Timby Mukherjee is co-owner of Hot & Cold Café at 1206 Main St., which features chicken curry in the cookbook. She said Hill City Eats is a great opportunity for downtown to advertise restaurants and said it was a no-brainer to get on board.

“It was a good opportunity for us to showcase our restaurant,” she said. “But not only that, it’s a great opportunity for downtown to showcase all the restaurants and businesses that are downtown that some people don’t even know about. It’s a great gift for Christmas. It’s something great for supporting our town. There’s so many positives to it.”

She said she and her husband, Uday, had fun helping with the cookbook and liked that DLA staff wrote about each business alongside the recipes.

“You get a story too about the different restaurants, so that’s cool and I’m excited to read about the other ones; I might know some parts but I might not know all of it,” she said. “It’s a timepiece for the future.”

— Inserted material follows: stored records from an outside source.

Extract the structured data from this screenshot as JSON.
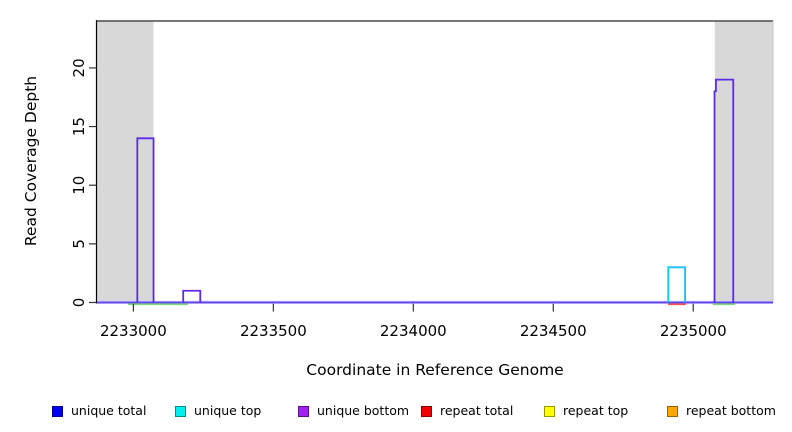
{
  "figure": {
    "xlabel": "Coordinate in Reference Genome",
    "ylabel": "Read Coverage Depth"
  },
  "legend": {
    "position": "bottom",
    "items": [
      {
        "label": "unique total",
        "fill": "#0000f0",
        "border": "#000099"
      },
      {
        "label": "unique top",
        "fill": "#00eeee",
        "border": "#008b8b"
      },
      {
        "label": "unique bottom",
        "fill": "#a020f0",
        "border": "#5c0f8b"
      },
      {
        "label": "repeat total",
        "fill": "#ee0000",
        "border": "#8b0000"
      },
      {
        "label": "repeat top",
        "fill": "#ffff00",
        "border": "#999900"
      },
      {
        "label": "repeat bottom",
        "fill": "#ffa500",
        "border": "#9a6400"
      }
    ]
  },
  "chart_data": {
    "type": "area",
    "style": "step-coverage-outline",
    "title": "",
    "xlabel": "Coordinate in Reference Genome",
    "ylabel": "Read Coverage Depth",
    "xlim": [
      2232870,
      2235285
    ],
    "ylim": [
      0,
      24
    ],
    "x_ticks": [
      2233000,
      2233500,
      2234000,
      2234500,
      2235000
    ],
    "y_ticks": [
      0,
      5,
      10,
      15,
      20
    ],
    "grid": false,
    "legend_position": "bottom",
    "shade_color": "#d8d8d8",
    "shaded_regions": [
      {
        "x0": 2232870,
        "x1": 2233072
      },
      {
        "x0": 2235077,
        "x1": 2235285
      }
    ],
    "coverage_features": [
      {
        "x0": 2233014,
        "x1": 2233072,
        "depth": 14,
        "series": "unique bottom",
        "color": "#5b2be8"
      },
      {
        "x0": 2233178,
        "x1": 2233239,
        "depth": 1,
        "series": "unique bottom",
        "color": "#5b2be8"
      },
      {
        "x0": 2234911,
        "x1": 2234971,
        "depth": 3,
        "series": "unique top",
        "color": "#2e9bff",
        "inner_color": "#00dcee"
      },
      {
        "x0": 2235076,
        "x1": 2235081,
        "depth": 18,
        "series": "unique bottom",
        "color": "#5b2be8",
        "join_next": true
      },
      {
        "x0": 2235081,
        "x1": 2235143,
        "depth": 19,
        "series": "unique bottom",
        "color": "#5b2be8"
      }
    ],
    "baseline": {
      "y": 0,
      "color": "#5b46ee",
      "halo_color": "#c9bcf7"
    },
    "baseline_segments": [
      {
        "x0": 2232981,
        "x1": 2233195,
        "color": "#7cd67c"
      },
      {
        "x0": 2234910,
        "x1": 2234974,
        "color": "#ff5050"
      },
      {
        "x0": 2235070,
        "x1": 2235149,
        "color": "#7cd67c"
      }
    ]
  }
}
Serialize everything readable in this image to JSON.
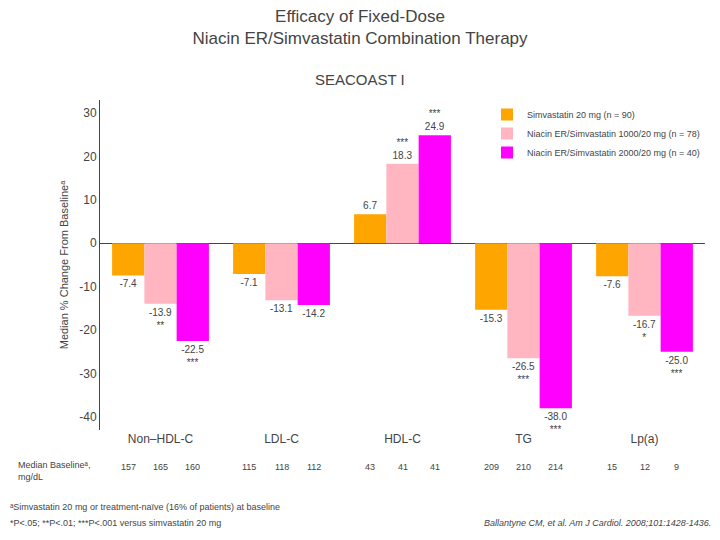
{
  "chart_data": {
    "type": "bar",
    "title": "Efficacy of Fixed-Dose\nNiacin ER/Simvastatin Combination Therapy",
    "subtitle": "SEACOAST I",
    "ylabel": "Median % Change From Baselineᵃ",
    "categories": [
      "Non–HDL-C",
      "LDL-C",
      "HDL-C",
      "TG",
      "Lp(a)"
    ],
    "series": [
      {
        "name": "Simvastatin 20 mg (n = 90)",
        "color": "#FFA500",
        "values": [
          -7.4,
          -7.1,
          6.7,
          -15.3,
          -7.6
        ],
        "value_labels": [
          "-7.4",
          "-7.1",
          "6.7",
          "-15.3",
          "-7.6"
        ],
        "significance": [
          null,
          null,
          null,
          null,
          null
        ],
        "median_baselines": [
          157,
          115,
          43,
          209,
          15
        ]
      },
      {
        "name": "Niacin ER/Simvastatin 1000/20 mg (n = 78)",
        "color": "#FFB6C1",
        "values": [
          -13.9,
          -13.1,
          18.3,
          -26.5,
          -16.7
        ],
        "value_labels": [
          "-13.9",
          "-13.1",
          "18.3",
          "-26.5",
          "-16.7"
        ],
        "significance": [
          "**",
          null,
          "***",
          "***",
          "*"
        ],
        "median_baselines": [
          165,
          118,
          41,
          210,
          12
        ]
      },
      {
        "name": "Niacin ER/Simvastatin 2000/20 mg (n = 40)",
        "color": "#FF00FF",
        "values": [
          -22.5,
          -14.2,
          24.9,
          -38.0,
          -25.0
        ],
        "value_labels": [
          "-22.5",
          "-14.2",
          "24.9",
          "-38.0",
          "-25.0"
        ],
        "significance": [
          "***",
          null,
          "***",
          "***",
          "***"
        ],
        "median_baselines": [
          160,
          112,
          41,
          214,
          9
        ]
      }
    ],
    "ylim": [
      -43,
      33
    ],
    "yticks": [
      -40,
      -30,
      -20,
      -10,
      0,
      10,
      20,
      30
    ],
    "grid": false,
    "legend": "upper right",
    "data_labels": true,
    "median_baseline_label": "Median Baselineᵃ,\nmg/dL",
    "footnotes": [
      "ᵃSimvastatin 20 mg or treatment-naïve (16% of patients) at baseline",
      "*P<.05; **P<.01; ***P<.001 versus simvastatin 20 mg"
    ],
    "reference": "Ballantyne CM, et al. Am J Cardiol. 2008;101:1428-1436."
  }
}
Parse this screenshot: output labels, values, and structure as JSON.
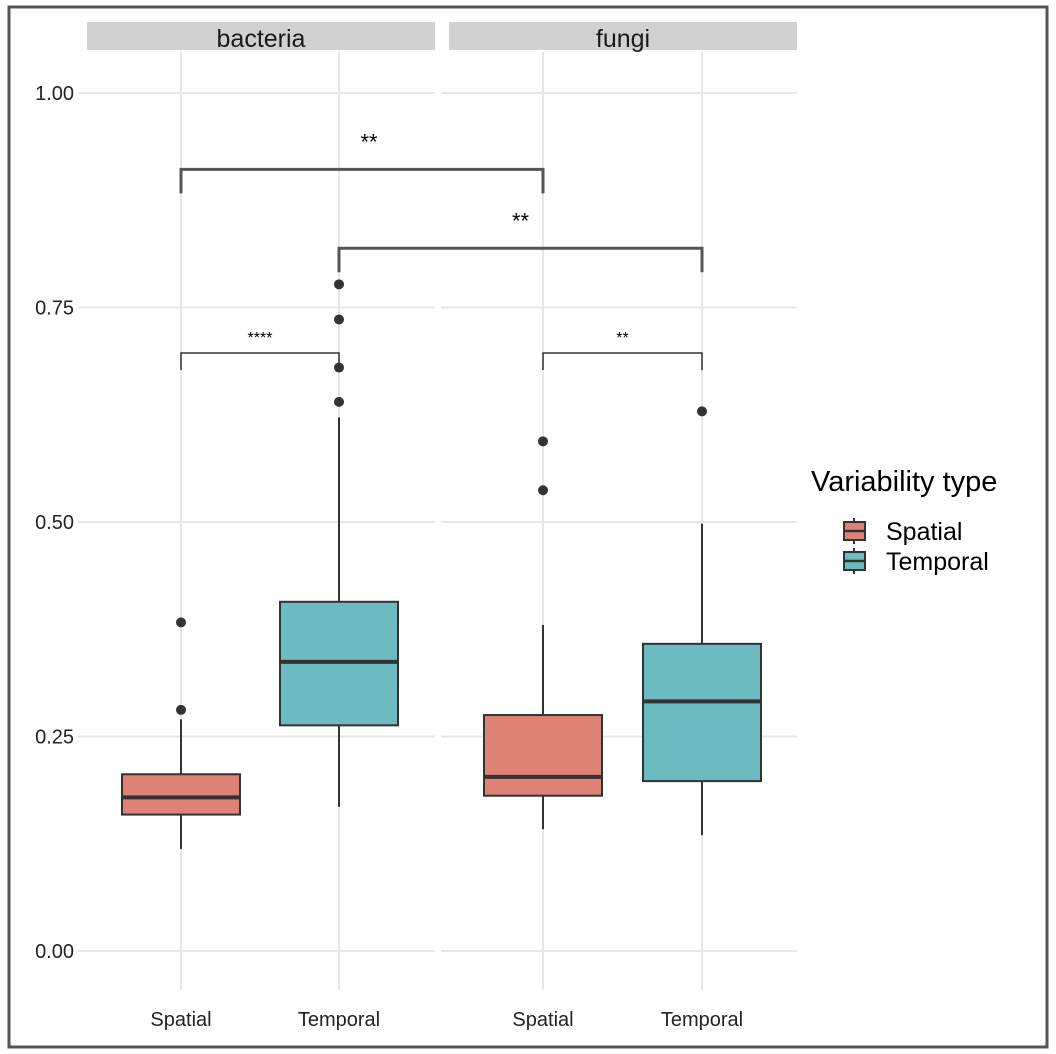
{
  "chart_data": {
    "type": "boxplot",
    "facets": [
      "bacteria",
      "fungi"
    ],
    "categories": [
      "Spatial",
      "Temporal"
    ],
    "ylim": [
      0,
      1
    ],
    "yticks": [
      "0.00",
      "0.25",
      "0.50",
      "0.75",
      "1.00"
    ],
    "legend": {
      "title": "Variability type",
      "position": "right",
      "entries": [
        {
          "label": "Spatial",
          "color": "#DF8276"
        },
        {
          "label": "Temporal",
          "color": "#6CBBC0"
        }
      ]
    },
    "grid": true,
    "boxes": [
      {
        "facet": "bacteria",
        "category": "Spatial",
        "min": 0.119,
        "q1": 0.159,
        "median": 0.179,
        "q3": 0.206,
        "max": 0.27,
        "outliers": [
          0.281,
          0.383
        ]
      },
      {
        "facet": "bacteria",
        "category": "Temporal",
        "min": 0.168,
        "q1": 0.263,
        "median": 0.337,
        "q3": 0.407,
        "max": 0.622,
        "outliers": [
          0.64,
          0.68,
          0.736,
          0.777
        ]
      },
      {
        "facet": "fungi",
        "category": "Spatial",
        "min": 0.142,
        "q1": 0.181,
        "median": 0.203,
        "q3": 0.275,
        "max": 0.38,
        "outliers": [
          0.537,
          0.594
        ]
      },
      {
        "facet": "fungi",
        "category": "Temporal",
        "min": 0.135,
        "q1": 0.198,
        "median": 0.291,
        "q3": 0.358,
        "max": 0.498,
        "outliers": [
          0.629
        ]
      }
    ],
    "significance": [
      {
        "from": [
          "bacteria",
          "Spatial"
        ],
        "to": [
          "bacteria",
          "Temporal"
        ],
        "y": 0.697,
        "label": "****"
      },
      {
        "from": [
          "fungi",
          "Spatial"
        ],
        "to": [
          "fungi",
          "Temporal"
        ],
        "y": 0.697,
        "label": "**"
      },
      {
        "from": [
          "bacteria",
          "Spatial"
        ],
        "to": [
          "fungi",
          "Spatial"
        ],
        "y": 0.911,
        "label": "**"
      },
      {
        "from": [
          "bacteria",
          "Temporal"
        ],
        "to": [
          "fungi",
          "Temporal"
        ],
        "y": 0.819,
        "label": "**"
      }
    ]
  }
}
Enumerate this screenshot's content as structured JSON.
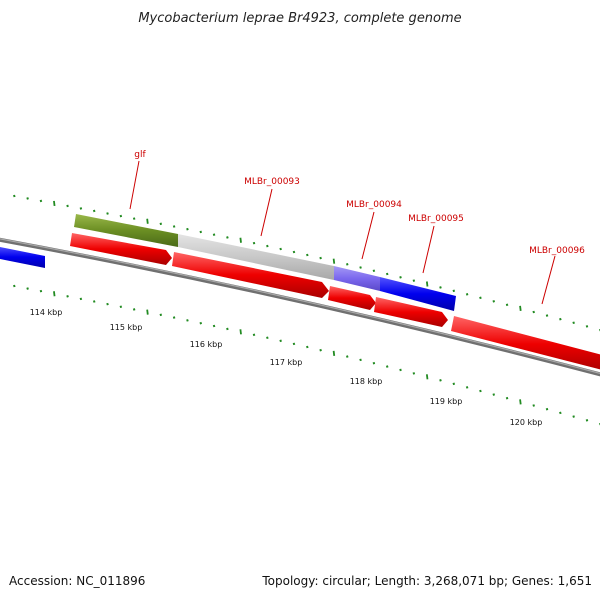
{
  "title": "Mycobacterium leprae Br4923, complete genome",
  "footer": {
    "accession_label": "Accession: NC_011896",
    "summary": "Topology: circular; Length: 3,268,071 bp; Genes: 1,651"
  },
  "scale_labels": [
    "114 kbp",
    "115 kbp",
    "116 kbp",
    "117 kbp",
    "118 kbp",
    "119 kbp",
    "120 kbp"
  ],
  "gene_labels": [
    "glf",
    "MLBr_00093",
    "MLBr_00094",
    "MLBr_00095",
    "MLBr_00096"
  ],
  "colors": {
    "backbone": "#808080",
    "forward_cds": "#0000ee",
    "reverse_cds": "#ee0000",
    "green_feature": "#6b8e23",
    "grey_feature": "#c8c8c8",
    "purple_feature": "#7b68ee",
    "gc_ticks": "#228b22",
    "label_text": "#cc0000"
  }
}
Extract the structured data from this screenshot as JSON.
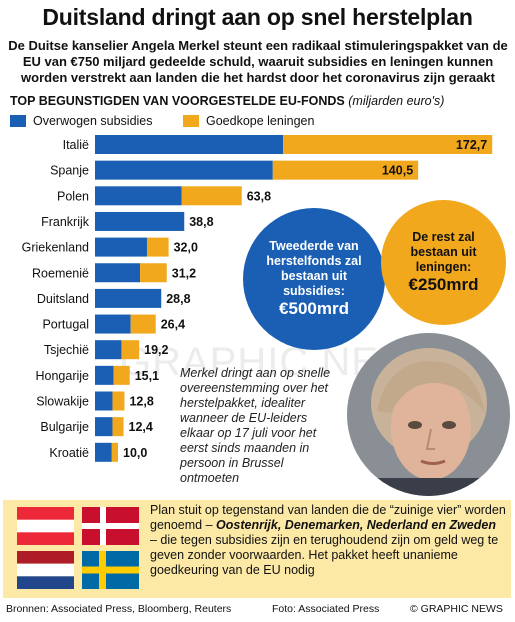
{
  "title": "Duitsland dringt aan op snel herstelplan",
  "subtitle": "De Duitse kanselier Angela Merkel steunt een radikaal stimuleringspakket van de EU van €750 miljard gedeelde schuld, waaruit subsidies en leningen kunnen worden verstrekt aan landen die het hardst door het coronavirus zijn geraakt",
  "chart_data": {
    "type": "bar",
    "orientation": "horizontal",
    "stacked": true,
    "title": "TOP BEGUNSTIGDEN VAN VOORGESTELDE EU-FONDS",
    "unit": "(miljarden euro's)",
    "categories": [
      "Italië",
      "Spanje",
      "Polen",
      "Frankrijk",
      "Griekenland",
      "Roemenië",
      "Duitsland",
      "Portugal",
      "Tsjechië",
      "Hongarije",
      "Slowakije",
      "Bulgarije",
      "Kroatië"
    ],
    "totals": [
      "172,7",
      "140,5",
      "63,8",
      "38,8",
      "32,0",
      "31,2",
      "28,8",
      "26,4",
      "19,2",
      "15,1",
      "12,8",
      "12,4",
      "10,0"
    ],
    "series": [
      {
        "name": "Overwogen subsidies",
        "color": "#1a5fb4",
        "values": [
          81.8,
          77.3,
          37.7,
          38.8,
          22.6,
          19.6,
          28.8,
          15.5,
          11.5,
          8.1,
          7.6,
          7.6,
          7.3
        ]
      },
      {
        "name": "Goedkope leningen",
        "color": "#f2a81d",
        "values": [
          90.9,
          63.2,
          26.1,
          0.0,
          9.4,
          11.6,
          0.0,
          10.9,
          7.7,
          7.0,
          5.2,
          4.8,
          2.7
        ]
      }
    ],
    "legend_position": "top-left",
    "grid": false
  },
  "circle_subsidies": {
    "text": "Tweederde van herstelfonds zal bestaan uit subsidies:",
    "amount": "€500mrd"
  },
  "circle_loans": {
    "text": "De rest zal bestaan uit leningen:",
    "amount": "€250mrd"
  },
  "merkel_note": "Merkel dringt aan op snelle overeenstemming over het herstelpakket, idealiter wanneer de EU-leiders elkaar op 17 juli voor het eerst sinds maanden in persoon in Brussel ontmoeten",
  "frugal": {
    "text_before": "Plan stuit op tegenstand van landen die de “zuinige vier” worden genoemd – ",
    "countries": "Oostenrijk, Denemarken, Nederland en Zweden",
    "text_after": " – die tegen subsidies zijn en terughoudend zijn om geld weg te geven zonder voorwaarden. Het pakket heeft unanieme goedkeuring van de EU nodig"
  },
  "watermark": "GRAPHIC NEWS",
  "footer": {
    "sources": "Bronnen: Associated Press, Bloomberg, Reuters",
    "photo": "Foto: Associated Press",
    "credit": "© GRAPHIC NEWS"
  }
}
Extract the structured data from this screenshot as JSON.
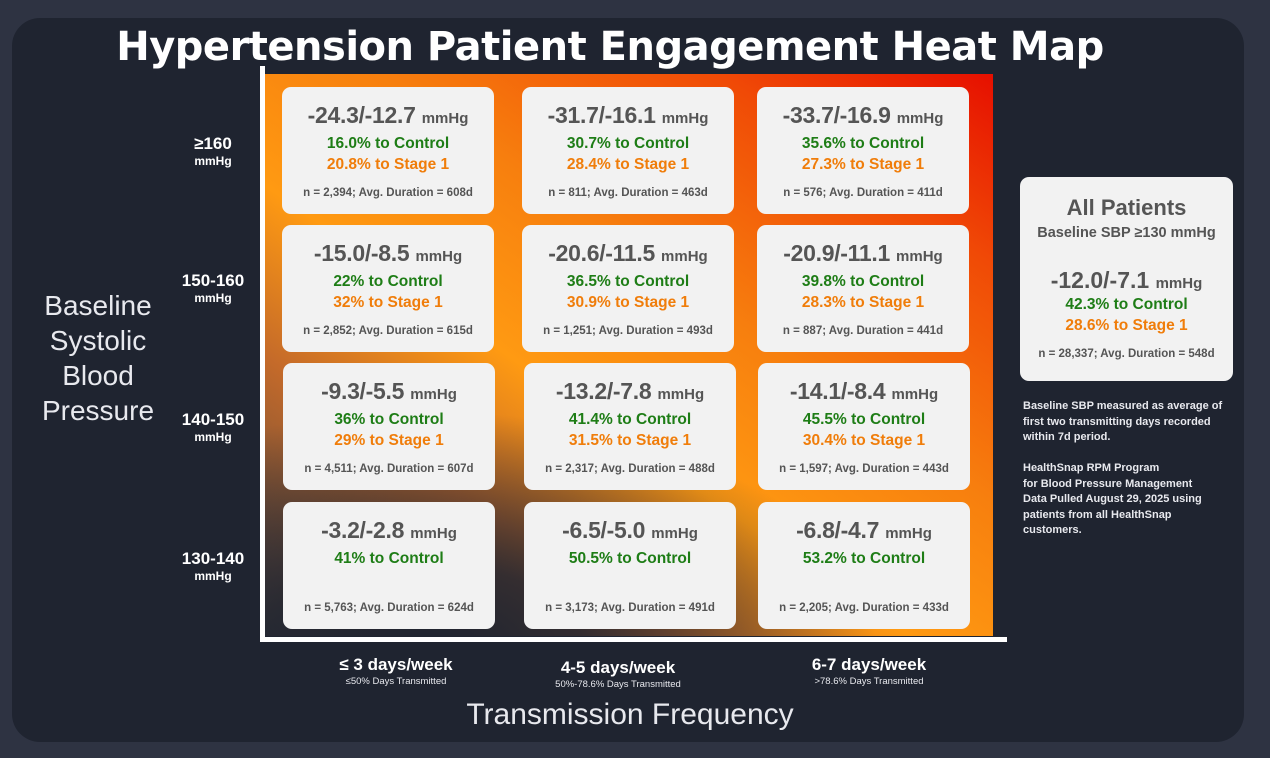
{
  "chart_data": {
    "type": "heatmap",
    "title": "Hypertension Patient Engagement Heat Map",
    "ylabel": "Baseline Systolic Blood Pressure",
    "xlabel": "Transmission Frequency",
    "y_categories": [
      {
        "label": "≥160",
        "unit": "mmHg"
      },
      {
        "label": "150-160",
        "unit": "mmHg"
      },
      {
        "label": "140-150",
        "unit": "mmHg"
      },
      {
        "label": "130-140",
        "unit": "mmHg"
      }
    ],
    "x_categories": [
      {
        "label": "≤ 3 days/week",
        "sub": "≤50% Days Transmitted"
      },
      {
        "label": "4-5 days/week",
        "sub": "50%-78.6% Days Transmitted"
      },
      {
        "label": "6-7 days/week",
        "sub": ">78.6% Days Transmitted"
      }
    ],
    "cells": [
      [
        {
          "reduction": "-24.3/-12.7",
          "unit": "mmHg",
          "control": "16.0% to Control",
          "stage1": "20.8% to Stage 1",
          "stats": "n = 2,394; Avg. Duration = 608d"
        },
        {
          "reduction": "-31.7/-16.1",
          "unit": "mmHg",
          "control": "30.7% to Control",
          "stage1": "28.4% to Stage 1",
          "stats": "n = 811; Avg. Duration = 463d"
        },
        {
          "reduction": "-33.7/-16.9",
          "unit": "mmHg",
          "control": "35.6% to Control",
          "stage1": "27.3% to Stage 1",
          "stats": "n = 576; Avg. Duration = 411d"
        }
      ],
      [
        {
          "reduction": "-15.0/-8.5",
          "unit": "mmHg",
          "control": "22% to Control",
          "stage1": "32% to Stage 1",
          "stats": "n = 2,852; Avg. Duration = 615d"
        },
        {
          "reduction": "-20.6/-11.5",
          "unit": "mmHg",
          "control": "36.5% to Control",
          "stage1": "30.9% to Stage 1",
          "stats": "n = 1,251; Avg. Duration = 493d"
        },
        {
          "reduction": "-20.9/-11.1",
          "unit": "mmHg",
          "control": "39.8% to Control",
          "stage1": "28.3% to Stage 1",
          "stats": "n = 887; Avg. Duration = 441d"
        }
      ],
      [
        {
          "reduction": "-9.3/-5.5",
          "unit": "mmHg",
          "control": "36% to Control",
          "stage1": "29% to Stage 1",
          "stats": "n = 4,511; Avg. Duration = 607d"
        },
        {
          "reduction": "-13.2/-7.8",
          "unit": "mmHg",
          "control": "41.4% to Control",
          "stage1": "31.5% to Stage 1",
          "stats": "n = 2,317; Avg. Duration = 488d"
        },
        {
          "reduction": "-14.1/-8.4",
          "unit": "mmHg",
          "control": "45.5% to Control",
          "stage1": "30.4% to Stage 1",
          "stats": "n = 1,597; Avg. Duration = 443d"
        }
      ],
      [
        {
          "reduction": "-3.2/-2.8",
          "unit": "mmHg",
          "control": "41% to Control",
          "stage1": "",
          "stats": "n = 5,763; Avg. Duration = 624d"
        },
        {
          "reduction": "-6.5/-5.0",
          "unit": "mmHg",
          "control": "50.5% to Control",
          "stage1": "",
          "stats": "n = 3,173; Avg. Duration = 491d"
        },
        {
          "reduction": "-6.8/-4.7",
          "unit": "mmHg",
          "control": "53.2% to Control",
          "stage1": "",
          "stats": "n = 2,205; Avg. Duration = 433d"
        }
      ]
    ],
    "summary": {
      "title": "All Patients",
      "subtitle": "Baseline SBP ≥130 mmHg",
      "reduction": "-12.0/-7.1",
      "unit": "mmHg",
      "control": "42.3% to Control",
      "stage1": "28.6% to Stage 1",
      "stats": "n = 28,337; Avg. Duration = 548d"
    },
    "notes": [
      [
        "Baseline SBP measured as average of",
        "first two transmitting days recorded",
        "within 7d period."
      ],
      [
        "HealthSnap RPM Program",
        "for Blood Pressure Management",
        "Data Pulled August 29, 2025 using",
        "patients from all HealthSnap",
        "customers."
      ]
    ],
    "colors": {
      "control": "#1e7d16",
      "stage1": "#f07d0a",
      "reduction": "#555555",
      "heat_hot": "#e60f00",
      "heat_mid": "#ff9a12",
      "heat_cool": "#1f2430"
    }
  }
}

Nicole Davidson is co-owner of The Batter Bar located at 1225 Main St., which features “Ginnamon” thumbprint cookies in the cookbook. She said she was excited DLA decided to do the cookbook because there was something similar done when she lived in Nashville.

“There were a couple of different local cookbooks and while I was living there, I purchased a few just because it was a piece of my city,” she said. “I think it helps give a sense of ownership of your city.”

She said she feels it’s another way to give something — even small — back to the community.

“We can’t always give every single recipe that we have out, but if we can give back a little something as a thank-you, then this is something we want to share and it was a really cool opportunity to do that,” she said. “And I think it’s a really cool move for our city to kind of put a stamp on who we are as Lynchburg collectively and this encourages a sense of camaraderie between businesses.”